Currently there are a limited range of
ambulatory teaching techniques known to most preceptors,
often based on their own learning experiences. Effective but efficient teaching
methods that intertwine teaching and observation need to be emphasized. A few
possible techniques to introduce are: focusing the student before the encounter on a particular aspect
to observe, completing different parts of the exam with different patients
under the observation of the preceptor, and combining joint and independent
interviewing. Preceptors can extend the learning beyond the encounter with
a variety of techniques; providing guidance for student reading, picking a
theme of the day to discuss in
different encounters, during patient care, help the student develop a learning list of issues to
return to later. Techniques to use in giving feedback are helpful for faculty as well.
The options for developing a program for faculty
teaching skills are discussed further in Section I, "Developing a Program
to Improve the Teaching Skills of
Faculty and Residents".
5) Conflict between service/ teaching
Financial pressures will continue to be a major issue.
However, at the same time the goal exists to produce more pediatricians to meet
the health care needs of the nation. Departmental chairs will need to be key
players in continuing to keep the importance of student teaching emphasized in
negotiations with Health Management Organizations as well as with their
faculty. The traditional expectations
that one either teaches or provides clinical care will need to change. Clearly
clinicians have been teaching students for years in the primary care practice
setting and have continued to earn an income. Community practitioners often
recognize the importance of community role models to encourage students to
enter primary care pediatrics. Preceptors committed to their role have been
willing to put in extra time to discuss patients with students. In turn,
preceptors have emphasized how involvement with students energizes them.

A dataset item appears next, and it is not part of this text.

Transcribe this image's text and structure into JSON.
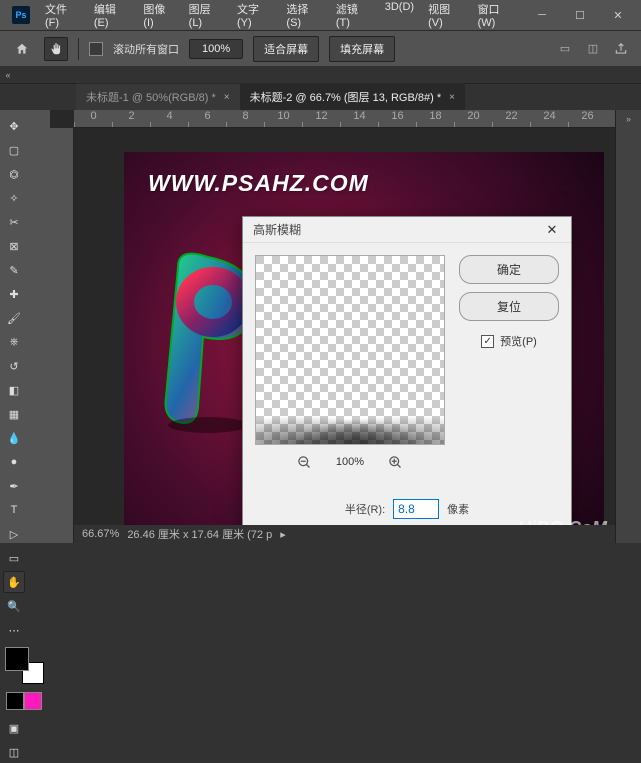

Student and preceptor expectations that are clearly defined provide a better
experience for both. The clerkship director and the chairperson can form
important linkages to the state academy of pediatrics and practice groups that
emphasize their joint goals not the competitive aspects.
Implementing
the new general pediatrics core clerkship
curriculum offers the clerkship
director opportunities to link content more closely to teaching and evaluation
methods. Without clear expectations it
often has been difficult for both teacher and learner to assess progress in
meeting educational goals. This curriculum serves as a blueprint to begin the
change process. Well-structured effective pediatric clerkship programs can more
clearly provide a strong general pediatrics experience during the clerkship.